Miami's cocaine "godmother" who pioneered "cocaine cowboys" killed in Medellin

ByABC News
September 17, 2012, 7:42 PM

Sep 04, 2012— -- A ruthless drug lord who pioneered Miami's "cocaine cowboys" era was shot in Medellin, Colombia, on Monday, 27 years after she had been forced to retire from the drug business.

Griselda Blanco, a world-famous cocaine trafficker living out her senior years in Colombia, was exiting a butcher shop in Medellin when a hit man riding a motorcycle fired two bullets at her head, according to local media reports.

It was an ironic twist of fate for the 69-year-old, who allegedly came up with the practice of placing mafia hit men on motorcycles during her days as a drug lord in Colombia and the United States.

Blanco pioneered Colombian cocaine exports to the United States, setting up her business a decade before the rise of Pablo Escobar and the Medellin Cartel.

In the late 1970s and early 1980s, Blanco, also known in Miami as the "cocaine godmother" and in Colombia as "la reina de la cocaina," commanded an empire that shipped up to 3,400 pounds of cocaine to the U.S. per month, the Miami Herald reports.

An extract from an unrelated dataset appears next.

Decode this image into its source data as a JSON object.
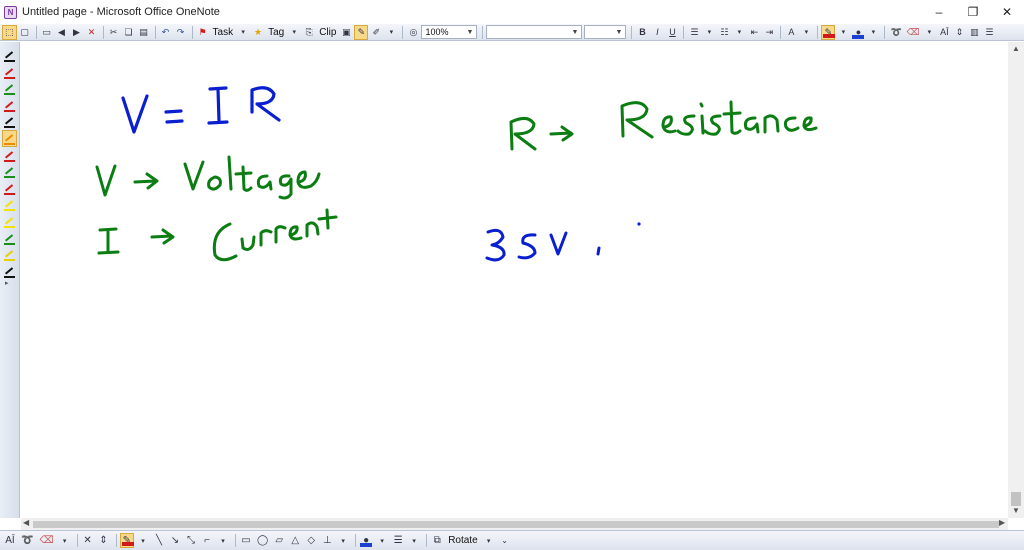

In 1985, Blanco was convicted for ordering three murders, including a shooting that resulted in the death of a two-year-old boy. She served a twenty-year prison sentence in the United States, and returned to Colombia in 2005, where she led a quiet lifestyle.

American detectives who investigated Blanco estimate that the cocaine queen was responsible for the deaths of up to 40 people in the United States, as well as dramatic incidents, like a 1979 shootout in Miami's Dadeland Mall.

Officials in Colombia suspect that Blanco ordered at least 250 murders in that country, and credit her for mentoring infamous drug lord Pablo Escobar.

Drug trafficking eased in Miami in the 1990s, after U.S. authorities cracked down on cocaine routes in the Caribbean, forcing traffickers to bring their product into the U.S. through the more porous border with Mexico.

But younger generations of Americans have come to know Blanco through the 2006 documentary Cocaine Cowboys.. Definitely worth seeing.